Since a major goal of the seminar was to take note of these initial responses and push beyond them by teasing apart the many affordances and limitations of RAD research, having a healthy mix of openness and wariness at the outset made for a promising start to our conversation.
We met twice. At the first meeting, we discussed excerpts from Driscoll and Perdue’s “Theory, Lore, and More”; McKinney’s Strategies for Writing Center Research; Salem’s “Opportunity and Transformation”; and Simpkins and Schwarz’s “Queering RAD Research in Writing Center Studies.” Our exploration began with marking distinctions between theoretical, practitioner, and empirical research, and we pushed on to address the difficulty of aligning appropriate methods with the project at hand, and to question where the limitations of such alignment might overshadow its affordances.
As an exercise in adopting the empirical mode, the group developed research questions based on some “lore” in our own writing center (i.e. a best practice for which we had little more than anecdotal evidence of its effectiveness). They were most interested in investigating the relative effectiveness of non-directive tutoring with ESL/ELL student-writers who express concern about their grammar. With this hypothetical research topic in mind, at our second meeting we searched CompPile and other databases to see what and how other folks had investigated the topic, and we collected our findings in a shared Google Doc.
Our closing discussion paid particular attention to the methods of those collected studies. We identified the various methods used in our collected studies and thought through what methods might be most appropriate if we were to design an empirical study of our own. We weighed the pros and cons of collecting and analyzing data from tutor records, session transcriptions, and student surveys. My colleagues posed important questions about what outcomes they would look to quantify as evidence of effectiveness: What would we learn from looking at student paper grades as opposed to, say, tutor evaluations? How do we define “effective” in our practice, and where would we look to see that effectiveness in the study?
While the seminar didn’t go so far as to settle these questions into anything resembling a research proposal, the group did push beyond some initial resistance to naming outcomes and the apparently futile attempt to control for infinite variables. I don’t think anyone came out of the seminar a RAD “convert” (that was never the intention!), but I did see some folks start to consider empirical research as a potentially productive and complementary form of inquiry alongside more traditional modes of research in English studies.

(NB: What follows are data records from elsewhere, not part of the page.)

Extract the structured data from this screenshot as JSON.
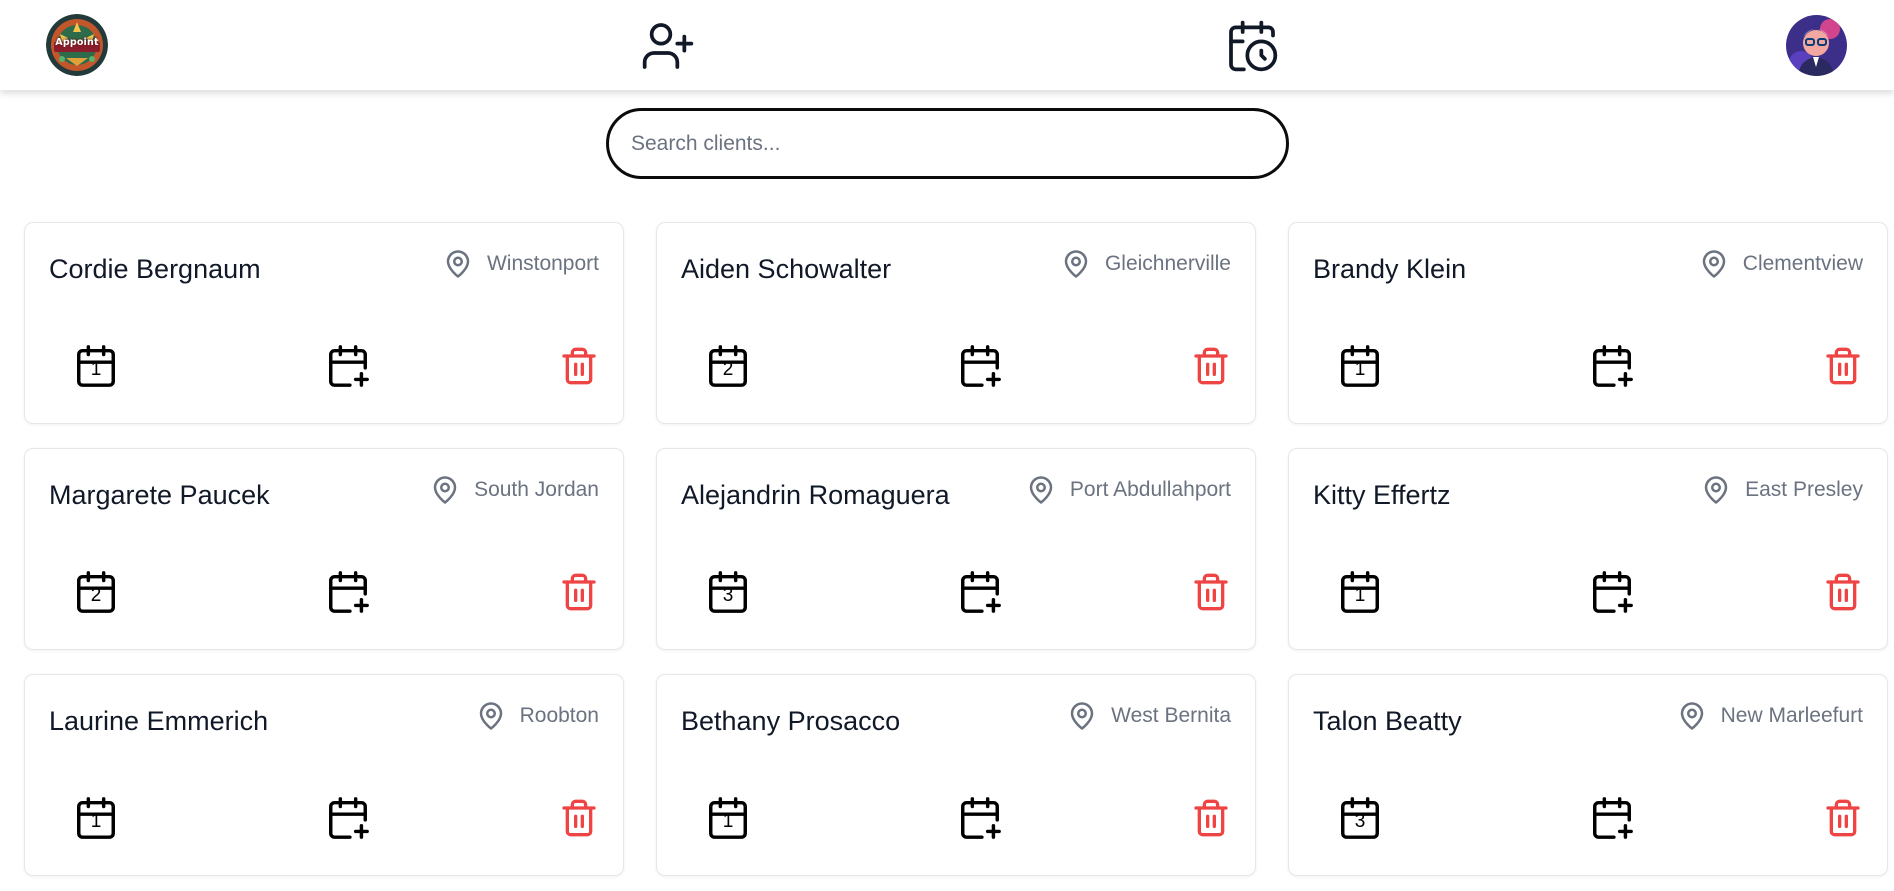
{
  "app": {
    "logo_text": "Appoint"
  },
  "nav": {
    "add_client_icon": "user-plus-icon",
    "schedule_icon": "calendar-clock-icon",
    "avatar_icon": "user-avatar"
  },
  "search": {
    "placeholder": "Search clients...",
    "value": ""
  },
  "colors": {
    "delete": "#ef4444",
    "muted_text": "#6b7280",
    "card_border": "#e5e7eb"
  },
  "clients": [
    {
      "name": "Cordie Bergnaum",
      "city": "Winstonport",
      "appointments": "1"
    },
    {
      "name": "Aiden Schowalter",
      "city": "Gleichnerville",
      "appointments": "2"
    },
    {
      "name": "Brandy Klein",
      "city": "Clementview",
      "appointments": "1"
    },
    {
      "name": "Margarete Paucek",
      "city": "South Jordan",
      "appointments": "2"
    },
    {
      "name": "Alejandrin Romaguera",
      "city": "Port Abdullahport",
      "appointments": "3"
    },
    {
      "name": "Kitty Effertz",
      "city": "East Presley",
      "appointments": "1"
    },
    {
      "name": "Laurine Emmerich",
      "city": "Roobton",
      "appointments": "1"
    },
    {
      "name": "Bethany Prosacco",
      "city": "West Bernita",
      "appointments": "1"
    },
    {
      "name": "Talon Beatty",
      "city": "New Marleefurt",
      "appointments": "3"
    }
  ]
}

So what, right? I can’t speak for everyone who participated in the seminar, but, for my part, I can say that our conversations leave me feeling better prepared to talk with colleagues not only about what I’m researching but how I’m researching it—by attending to the set of questions at hand more than to the traditional parameters of what “counts” as literary study. It’s been a little discomfiting, straying to the edge of the disciplinary line, but what I continue to find here is that empirical methods can be a dynamic liminal space occupied by inquiring minds, not a hard boundary separating them.
What are your thoughts or reactions to the use of empirical methods in your discipline? In your writing center or in your program?
Does a “rise” of empirical inquiry in your field feel like trail-blazing? like capitulation? like beside-the-point?
What are the benefits or the dangers you anticipate might come from it?
Thanks to the participants in this ongoing education seminar, and thanks for your comments and further questions below!